Sebagai orang yang berkecimpung dalam filsafat, mushohih dalam


diskusi kali ini lebih memilih untuk memperbolehkan umat Islam (Banser)
untuk berpartisipasi dalam menjaga Gereja ataupun tempat ibadah agama
lain. Dalam realitanya, Banser tidak hanya menjaga Gereja atau tempat
ibadah dari agama lain pada hari raya mereka. Banser selalu aktif dalam
melakukan keamanan pada setiap acara, baik acara keagamaan dalam Islam
sendiri atau kegiatan lainnya.

Pada hakikatnya, penjagaan gereja yang dilakukan oleh Banser telah


melewati prosedur yang benar, yakni telah mendapat persetujuan dan
perizinan dari aparat yang berwenang. Jadi, secara tidak langsung Banser
merupakan kepanjangan tangan dari aparat pemerintah. Pihak pemerintah
tidak serta merta menyerahkan tugasnya pada Banser, tetapi juga turut andil
untuk menjaga keamanan, terlebih jika memang terjadi hal-hal yang tidak
diinginkan selama proses penjagaan tersebut. Maka penjagaan gereja oleh
banser bukanlah suatu hal yang salah dan konflik yang muncul dari
peristiwa ini hanyalah pandangan dari orang-orang yang belum melihat
kehidupan nyata dalam kehidupan prularisme agama.

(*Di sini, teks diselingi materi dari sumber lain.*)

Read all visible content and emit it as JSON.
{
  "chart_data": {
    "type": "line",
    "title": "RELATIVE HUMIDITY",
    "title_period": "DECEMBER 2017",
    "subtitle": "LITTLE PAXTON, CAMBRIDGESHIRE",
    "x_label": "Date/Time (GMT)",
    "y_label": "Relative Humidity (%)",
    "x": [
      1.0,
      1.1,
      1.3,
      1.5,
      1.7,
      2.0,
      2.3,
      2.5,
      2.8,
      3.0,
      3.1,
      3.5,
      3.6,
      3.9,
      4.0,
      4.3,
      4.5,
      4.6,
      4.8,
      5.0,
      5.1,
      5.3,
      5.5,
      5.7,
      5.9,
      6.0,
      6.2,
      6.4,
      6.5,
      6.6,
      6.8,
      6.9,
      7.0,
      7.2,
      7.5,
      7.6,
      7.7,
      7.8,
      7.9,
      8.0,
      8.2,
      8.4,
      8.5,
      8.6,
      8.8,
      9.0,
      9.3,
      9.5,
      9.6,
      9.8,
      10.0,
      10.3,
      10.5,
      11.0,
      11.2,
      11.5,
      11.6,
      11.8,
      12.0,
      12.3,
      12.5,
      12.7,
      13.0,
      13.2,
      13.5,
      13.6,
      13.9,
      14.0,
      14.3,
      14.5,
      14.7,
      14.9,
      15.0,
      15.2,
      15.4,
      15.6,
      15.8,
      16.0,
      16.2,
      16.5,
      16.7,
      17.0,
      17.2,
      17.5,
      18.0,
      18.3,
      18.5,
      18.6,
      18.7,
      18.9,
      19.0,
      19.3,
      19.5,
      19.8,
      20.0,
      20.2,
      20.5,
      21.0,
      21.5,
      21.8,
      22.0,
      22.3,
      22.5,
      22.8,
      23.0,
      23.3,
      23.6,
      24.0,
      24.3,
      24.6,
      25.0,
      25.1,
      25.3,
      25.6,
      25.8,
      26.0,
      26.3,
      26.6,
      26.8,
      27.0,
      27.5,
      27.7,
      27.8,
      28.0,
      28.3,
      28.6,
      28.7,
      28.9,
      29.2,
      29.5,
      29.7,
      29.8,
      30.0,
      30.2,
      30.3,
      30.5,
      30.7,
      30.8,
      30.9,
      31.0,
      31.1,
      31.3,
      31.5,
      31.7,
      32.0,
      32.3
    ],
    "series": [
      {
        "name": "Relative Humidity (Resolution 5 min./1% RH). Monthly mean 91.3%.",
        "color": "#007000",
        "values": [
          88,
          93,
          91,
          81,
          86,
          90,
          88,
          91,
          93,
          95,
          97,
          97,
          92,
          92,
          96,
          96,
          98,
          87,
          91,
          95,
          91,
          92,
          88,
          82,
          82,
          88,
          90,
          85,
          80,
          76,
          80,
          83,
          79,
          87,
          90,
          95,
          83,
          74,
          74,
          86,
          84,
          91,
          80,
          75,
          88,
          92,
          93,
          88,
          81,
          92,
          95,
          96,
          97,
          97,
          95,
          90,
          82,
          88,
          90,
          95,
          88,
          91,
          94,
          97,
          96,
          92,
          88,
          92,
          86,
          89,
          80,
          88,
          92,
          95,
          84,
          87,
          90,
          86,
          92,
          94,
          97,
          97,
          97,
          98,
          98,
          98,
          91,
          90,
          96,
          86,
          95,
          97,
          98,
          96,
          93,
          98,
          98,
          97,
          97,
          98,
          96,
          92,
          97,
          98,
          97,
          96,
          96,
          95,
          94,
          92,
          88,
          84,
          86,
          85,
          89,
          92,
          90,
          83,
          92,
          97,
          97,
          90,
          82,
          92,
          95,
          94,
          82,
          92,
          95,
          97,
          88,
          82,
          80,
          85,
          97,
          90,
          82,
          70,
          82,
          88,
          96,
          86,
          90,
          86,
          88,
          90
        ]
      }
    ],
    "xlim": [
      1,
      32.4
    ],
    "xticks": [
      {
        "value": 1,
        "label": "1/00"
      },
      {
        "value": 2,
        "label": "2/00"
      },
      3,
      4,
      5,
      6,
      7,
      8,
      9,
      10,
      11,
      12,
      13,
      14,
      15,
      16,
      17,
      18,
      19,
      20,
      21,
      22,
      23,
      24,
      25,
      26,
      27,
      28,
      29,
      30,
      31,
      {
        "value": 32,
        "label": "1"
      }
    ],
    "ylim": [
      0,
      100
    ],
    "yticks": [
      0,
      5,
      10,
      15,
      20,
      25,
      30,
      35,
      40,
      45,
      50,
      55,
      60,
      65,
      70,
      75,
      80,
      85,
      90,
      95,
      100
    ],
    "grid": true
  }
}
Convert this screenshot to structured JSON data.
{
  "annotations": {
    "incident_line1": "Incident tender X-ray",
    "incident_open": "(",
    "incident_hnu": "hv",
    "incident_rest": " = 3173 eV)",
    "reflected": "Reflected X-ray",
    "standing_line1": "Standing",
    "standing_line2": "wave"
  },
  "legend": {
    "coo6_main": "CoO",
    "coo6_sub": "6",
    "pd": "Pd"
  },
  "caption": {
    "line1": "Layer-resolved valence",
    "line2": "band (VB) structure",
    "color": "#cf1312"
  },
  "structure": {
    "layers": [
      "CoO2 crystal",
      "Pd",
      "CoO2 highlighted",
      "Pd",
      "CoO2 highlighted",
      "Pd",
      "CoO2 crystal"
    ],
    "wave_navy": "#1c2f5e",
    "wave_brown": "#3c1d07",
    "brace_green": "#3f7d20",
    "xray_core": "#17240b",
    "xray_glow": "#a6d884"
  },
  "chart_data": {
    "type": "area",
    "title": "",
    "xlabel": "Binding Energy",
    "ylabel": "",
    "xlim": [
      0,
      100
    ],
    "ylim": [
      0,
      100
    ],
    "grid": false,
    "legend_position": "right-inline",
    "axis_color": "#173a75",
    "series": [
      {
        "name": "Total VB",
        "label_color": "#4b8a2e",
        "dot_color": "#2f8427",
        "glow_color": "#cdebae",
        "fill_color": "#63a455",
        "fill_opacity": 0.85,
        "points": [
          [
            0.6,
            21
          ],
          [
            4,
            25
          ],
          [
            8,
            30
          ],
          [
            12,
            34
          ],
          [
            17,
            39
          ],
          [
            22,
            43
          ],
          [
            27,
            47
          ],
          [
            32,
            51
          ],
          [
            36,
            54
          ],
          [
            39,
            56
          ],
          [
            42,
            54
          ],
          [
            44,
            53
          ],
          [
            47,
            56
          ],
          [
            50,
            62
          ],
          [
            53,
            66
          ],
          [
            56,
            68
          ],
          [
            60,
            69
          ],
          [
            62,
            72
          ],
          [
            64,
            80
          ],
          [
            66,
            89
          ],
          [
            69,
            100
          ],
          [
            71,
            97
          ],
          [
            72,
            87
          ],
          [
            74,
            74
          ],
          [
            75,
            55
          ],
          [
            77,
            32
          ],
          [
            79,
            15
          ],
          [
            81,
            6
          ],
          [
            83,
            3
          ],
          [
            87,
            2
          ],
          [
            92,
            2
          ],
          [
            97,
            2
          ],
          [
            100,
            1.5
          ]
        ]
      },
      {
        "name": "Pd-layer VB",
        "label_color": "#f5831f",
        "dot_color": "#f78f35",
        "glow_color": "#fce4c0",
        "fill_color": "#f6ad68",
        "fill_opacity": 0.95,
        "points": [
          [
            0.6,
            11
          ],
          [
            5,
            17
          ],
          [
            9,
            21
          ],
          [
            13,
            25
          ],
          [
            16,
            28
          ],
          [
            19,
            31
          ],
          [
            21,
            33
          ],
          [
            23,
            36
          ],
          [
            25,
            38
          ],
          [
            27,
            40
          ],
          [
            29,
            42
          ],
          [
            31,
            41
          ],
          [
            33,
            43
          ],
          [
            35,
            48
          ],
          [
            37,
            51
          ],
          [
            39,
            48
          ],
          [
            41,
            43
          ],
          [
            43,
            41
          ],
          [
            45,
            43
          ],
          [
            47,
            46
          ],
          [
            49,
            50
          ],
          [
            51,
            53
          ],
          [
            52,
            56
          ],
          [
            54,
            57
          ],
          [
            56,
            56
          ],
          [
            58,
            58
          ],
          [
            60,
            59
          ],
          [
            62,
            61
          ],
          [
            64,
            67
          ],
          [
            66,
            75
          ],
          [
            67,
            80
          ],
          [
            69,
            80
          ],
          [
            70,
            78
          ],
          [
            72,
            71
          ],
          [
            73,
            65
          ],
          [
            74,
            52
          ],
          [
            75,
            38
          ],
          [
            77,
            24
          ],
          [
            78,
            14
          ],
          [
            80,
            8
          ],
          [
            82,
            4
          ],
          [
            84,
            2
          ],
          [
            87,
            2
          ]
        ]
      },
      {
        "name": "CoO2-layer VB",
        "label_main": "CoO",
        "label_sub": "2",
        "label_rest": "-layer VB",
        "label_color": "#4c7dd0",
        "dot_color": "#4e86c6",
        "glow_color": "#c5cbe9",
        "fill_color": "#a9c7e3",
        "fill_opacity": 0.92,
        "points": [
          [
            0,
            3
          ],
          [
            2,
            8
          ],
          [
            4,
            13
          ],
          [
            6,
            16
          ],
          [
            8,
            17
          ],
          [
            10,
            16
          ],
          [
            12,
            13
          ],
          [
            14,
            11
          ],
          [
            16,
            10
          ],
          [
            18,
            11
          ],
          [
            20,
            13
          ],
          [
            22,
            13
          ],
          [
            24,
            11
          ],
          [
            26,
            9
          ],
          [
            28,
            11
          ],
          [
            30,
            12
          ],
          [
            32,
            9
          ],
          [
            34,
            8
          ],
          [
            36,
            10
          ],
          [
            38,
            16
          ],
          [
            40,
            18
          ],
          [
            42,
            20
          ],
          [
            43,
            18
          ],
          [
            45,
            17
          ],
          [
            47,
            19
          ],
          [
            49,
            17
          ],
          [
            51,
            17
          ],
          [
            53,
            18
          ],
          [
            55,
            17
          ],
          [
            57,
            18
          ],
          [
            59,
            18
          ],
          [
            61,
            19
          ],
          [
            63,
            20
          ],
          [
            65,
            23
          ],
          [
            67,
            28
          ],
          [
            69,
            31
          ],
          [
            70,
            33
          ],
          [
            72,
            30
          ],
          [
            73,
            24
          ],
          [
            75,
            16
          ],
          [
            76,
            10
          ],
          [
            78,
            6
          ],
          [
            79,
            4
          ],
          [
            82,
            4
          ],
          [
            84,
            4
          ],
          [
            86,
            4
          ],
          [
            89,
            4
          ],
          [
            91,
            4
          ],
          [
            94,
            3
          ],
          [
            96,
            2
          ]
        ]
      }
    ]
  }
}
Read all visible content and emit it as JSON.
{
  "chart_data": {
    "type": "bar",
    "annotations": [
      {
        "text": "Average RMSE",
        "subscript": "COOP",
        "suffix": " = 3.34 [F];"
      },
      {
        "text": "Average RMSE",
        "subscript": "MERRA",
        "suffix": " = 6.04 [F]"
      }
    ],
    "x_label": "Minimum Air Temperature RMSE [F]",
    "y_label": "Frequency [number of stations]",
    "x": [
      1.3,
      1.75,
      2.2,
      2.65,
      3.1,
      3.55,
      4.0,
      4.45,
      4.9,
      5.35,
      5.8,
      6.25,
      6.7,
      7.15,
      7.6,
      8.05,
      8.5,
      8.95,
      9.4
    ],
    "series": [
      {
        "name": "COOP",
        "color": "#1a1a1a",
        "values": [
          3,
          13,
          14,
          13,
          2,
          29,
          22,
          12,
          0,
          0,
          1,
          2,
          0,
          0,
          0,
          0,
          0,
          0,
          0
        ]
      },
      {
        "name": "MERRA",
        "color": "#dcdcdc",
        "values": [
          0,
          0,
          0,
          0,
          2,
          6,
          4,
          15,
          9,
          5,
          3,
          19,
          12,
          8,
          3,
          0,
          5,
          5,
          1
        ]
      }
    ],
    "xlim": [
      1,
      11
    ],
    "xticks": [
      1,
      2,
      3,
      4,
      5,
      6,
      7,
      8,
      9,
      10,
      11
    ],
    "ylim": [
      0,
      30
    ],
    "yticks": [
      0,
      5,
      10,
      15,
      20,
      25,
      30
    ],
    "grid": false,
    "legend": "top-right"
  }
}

Suatu perbuatan dikatakan sebagai maksiat tergantung dari situasi


dan kondisi dimana perbuatan itu dilakukan. Misalnya dalam hal
pergi/berkunjung ke Gereja. Indonesia merupakan negara yang mengakui
dan melegalkan beberapa agama serta memberi kebebasan kepada
penduduknya untuk memilih keyakinannya sendiri juga melaksanakan
ajaran-ajaran yang terkandung dalam agamanya. Berdasarkan pernyataan
ini, maka umat Islam tidak boleh menganggap umat kristiani yang pergi ke
Gereja untuk beribadah sebagai pelaku kemaksiatan, dengan dalih telah
melakukan ke-syirikan karena menyembah Tuhan lain yang berbeda dengan
Tuhan mereka. Sebaliknya, justru umat Islam-lah yang akan dianggap
sebagai pelaku maksiat karena telah melarang seseorang untuk beribadah.

Kita perlu mengetahui bahwa agama di dunia itu universal. Toleransi


yang terjadi antar umat beragama akan lebih kuat jika dibandingkan dengan
toleransi antara umat beragama dengan umat yang tidak beragama.